A federal judge in Massachusetts granted a preliminary injunction Friday blocking the Department of Education from requiring public colleges and universities in 17 states to turn over seven years of detailed race-based admissions data. U.S. District Court Judge F. Dennis Saylor ruled the administration's data collection effort violated the Administrative Procedure Act, not because the government lacked the authority to collect it, but because of how fast it tried to move.
The distinction matters. The judge explicitly found that the Department of Education likely does have the authority to "collect, analyze, and make use of the data." The legal defeat here isn't about the goal. It's about the timeline.
According to The Hill, an executive order issued in August directed Education Secretary Linda McMahon to "expand the scope of required reporting to provide adequate transparency into admissions" within 120 days. The objective was straightforward: determine whether colleges and universities were still using race as a factor in admissions decisions after the Supreme Court's 2023 ruling striking down affirmative action.
That ruling was supposed to end racial preferences in college admissions. The question the administration was trying to answer is whether schools actually complied or simply found quieter ways to keep doing what they were doing. Anyone who has watched higher education's response to the 2023 decision knows the question is not paranoid. University administrators spent the months after the ruling openly discussing how to preserve "diversity" outcomes through alternative means. The data collection was designed to find out if those discussions became policy.
Seventeen Democratic-led states sued to stop it.
Judge Saylor focused on the 120-day window the executive order imposed on the National Center for Education Statistics. The judge noted that NCES data collection efforts typically involve "a lengthy gestation period" and a formal review process. The compressed timeline, he found, bypassed those requirements.
"That deadline was not driven by any exigency, by the complexity of the subject matter, or the burden imposed on the institutions; it was set in response to a presidential decree. Indeed, NCES expressly acknowledged that the only reason it did not use the TRP process was because of the President's deadline."
Saylor described the overall approach as a "rushed and chaotic manner" of implementing a policy that had a legitimate legal foundation. He characterized the agency's conduct as "arbitrary and capricious," the standard legal language for APA violations.
The judge also pointed to what he saw as a compounding factor: a separate May executive order directing McMahon to take "all necessary steps to facilitate the closure of the Department of Education and return education authority to the States." Saylor found that the simultaneous push to dismantle the department while expanding its data collection created additional procedural problems.

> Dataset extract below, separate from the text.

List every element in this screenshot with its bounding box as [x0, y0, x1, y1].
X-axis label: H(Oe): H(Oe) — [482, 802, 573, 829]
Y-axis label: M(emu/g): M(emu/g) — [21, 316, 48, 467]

Strip away the procedural fight, and you're left with a simple question: Are colleges obeying the law?
The Supreme Court told them to stop discriminating by race in admissions. The administration tried to verify compliance. Democratic attorneys general sued to prevent the verification. Think about what that sequence communicates.
New York Attorney General Letitia James applauded the ruling and called the administration's efforts a "crusade" that she deemed "dangerous." She added:
"Students should not have to live in fear that their personal data will be handed over to the federal government, just as schools should not have to scramble to produce years of sensitive information to satisfy an arbitrary and unlawful demand."

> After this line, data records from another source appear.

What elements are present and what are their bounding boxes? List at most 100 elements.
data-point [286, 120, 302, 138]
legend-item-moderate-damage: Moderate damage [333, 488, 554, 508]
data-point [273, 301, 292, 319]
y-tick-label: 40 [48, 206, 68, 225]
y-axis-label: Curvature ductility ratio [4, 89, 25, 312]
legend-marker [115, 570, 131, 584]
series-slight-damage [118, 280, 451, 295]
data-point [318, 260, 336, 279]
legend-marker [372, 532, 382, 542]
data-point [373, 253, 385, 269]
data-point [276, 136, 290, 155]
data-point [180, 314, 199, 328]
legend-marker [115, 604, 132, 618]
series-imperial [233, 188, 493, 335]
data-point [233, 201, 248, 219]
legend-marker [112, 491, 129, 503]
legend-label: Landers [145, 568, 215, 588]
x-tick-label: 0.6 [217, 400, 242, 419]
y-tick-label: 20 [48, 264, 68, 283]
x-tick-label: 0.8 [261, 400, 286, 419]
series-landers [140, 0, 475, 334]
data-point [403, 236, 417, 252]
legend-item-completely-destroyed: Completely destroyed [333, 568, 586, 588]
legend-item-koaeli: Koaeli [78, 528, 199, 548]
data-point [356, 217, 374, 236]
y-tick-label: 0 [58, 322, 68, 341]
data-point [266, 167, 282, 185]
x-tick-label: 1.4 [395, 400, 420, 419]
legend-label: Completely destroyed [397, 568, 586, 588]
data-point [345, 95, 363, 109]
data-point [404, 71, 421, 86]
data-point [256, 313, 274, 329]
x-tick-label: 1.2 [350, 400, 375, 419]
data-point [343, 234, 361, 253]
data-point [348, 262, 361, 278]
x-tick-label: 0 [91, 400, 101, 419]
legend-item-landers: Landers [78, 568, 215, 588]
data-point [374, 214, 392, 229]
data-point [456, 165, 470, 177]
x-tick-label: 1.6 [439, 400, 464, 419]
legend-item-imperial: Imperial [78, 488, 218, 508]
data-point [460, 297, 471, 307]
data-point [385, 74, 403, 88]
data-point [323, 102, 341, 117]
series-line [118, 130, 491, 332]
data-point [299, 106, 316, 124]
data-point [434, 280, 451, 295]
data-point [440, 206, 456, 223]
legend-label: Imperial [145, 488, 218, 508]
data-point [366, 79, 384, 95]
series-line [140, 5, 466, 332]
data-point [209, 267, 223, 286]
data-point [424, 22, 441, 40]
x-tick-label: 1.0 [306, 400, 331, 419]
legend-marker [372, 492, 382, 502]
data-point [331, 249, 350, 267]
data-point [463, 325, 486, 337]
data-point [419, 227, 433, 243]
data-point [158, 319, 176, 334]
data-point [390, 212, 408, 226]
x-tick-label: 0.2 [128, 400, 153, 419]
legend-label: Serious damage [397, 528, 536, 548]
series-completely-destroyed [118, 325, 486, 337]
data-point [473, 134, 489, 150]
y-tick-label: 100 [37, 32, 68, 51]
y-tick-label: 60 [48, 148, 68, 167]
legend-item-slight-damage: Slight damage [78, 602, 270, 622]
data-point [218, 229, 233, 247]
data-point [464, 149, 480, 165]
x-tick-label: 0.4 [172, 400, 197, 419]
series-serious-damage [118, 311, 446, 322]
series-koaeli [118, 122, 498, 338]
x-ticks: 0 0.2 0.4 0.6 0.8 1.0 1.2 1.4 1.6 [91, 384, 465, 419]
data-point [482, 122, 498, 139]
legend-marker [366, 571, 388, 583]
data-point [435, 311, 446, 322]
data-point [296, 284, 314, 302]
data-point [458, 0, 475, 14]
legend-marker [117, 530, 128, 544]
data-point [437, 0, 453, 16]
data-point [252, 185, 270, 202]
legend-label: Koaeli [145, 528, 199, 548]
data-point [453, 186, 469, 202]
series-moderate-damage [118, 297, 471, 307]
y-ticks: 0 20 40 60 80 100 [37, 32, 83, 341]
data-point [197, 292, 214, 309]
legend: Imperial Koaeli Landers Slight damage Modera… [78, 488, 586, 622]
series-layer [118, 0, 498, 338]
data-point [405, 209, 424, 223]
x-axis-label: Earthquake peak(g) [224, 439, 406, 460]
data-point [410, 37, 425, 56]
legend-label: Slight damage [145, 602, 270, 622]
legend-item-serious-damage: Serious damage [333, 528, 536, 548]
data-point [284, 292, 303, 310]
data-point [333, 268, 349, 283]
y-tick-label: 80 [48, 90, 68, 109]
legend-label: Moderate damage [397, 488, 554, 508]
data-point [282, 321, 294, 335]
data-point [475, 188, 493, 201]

The framing is revealing. James characterizes the collection of admissions data as something students should "live in fear" of. But if schools aren't considering race, the data would simply confirm that. The only scenario in which transparency is threatening is one where the data might show noncompliance.

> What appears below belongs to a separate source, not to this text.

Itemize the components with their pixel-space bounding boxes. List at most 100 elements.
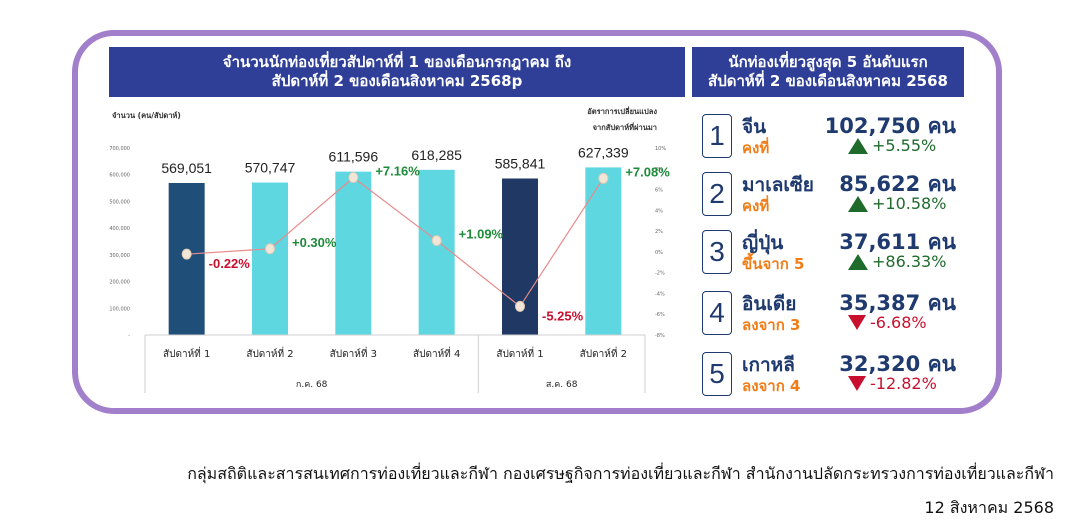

Sean Robins, director of advocacy at the National Association for College Admission Counseling, offered a more practical objection during a March 26 hearing:
"The challenge is not a lack of willingness — it's that institutions are being asked to reconstruct datasets that, in many cases, were never collected in this format to begin with or no longer exist."
This is a more honest argument, and it points to a real logistical challenge. But it also raises its own uncomfortable question: if institutions never collected the data in a format that would reveal whether race influenced decisions, how would anyone ever know if they violated the Supreme Court's ruling?
The injunction blocks the data collection for now, but it does not close the door permanently. The judge affirmed the underlying authority. The administration could pursue the same goal through the proper APA notice-and-comment process. That takes longer, but it removes the procedural vulnerability that sank this attempt.
The broader dynamic remains unchanged. The Supreme Court ruled that racial preferences in admissions are unconstitutional. Enforcement requires data. The states that sued to block the data collection are, functionally, suing to make enforcement impossible. They are not arguing that schools are complying with the law. They are arguing that nobody should be allowed to check.
Procedural compliance matters. The administration should follow the proper channels. But the 17 states celebrating this ruling should be asked a simple question: if your universities have nothing to hide, why are you fighting so hard to keep the lights off?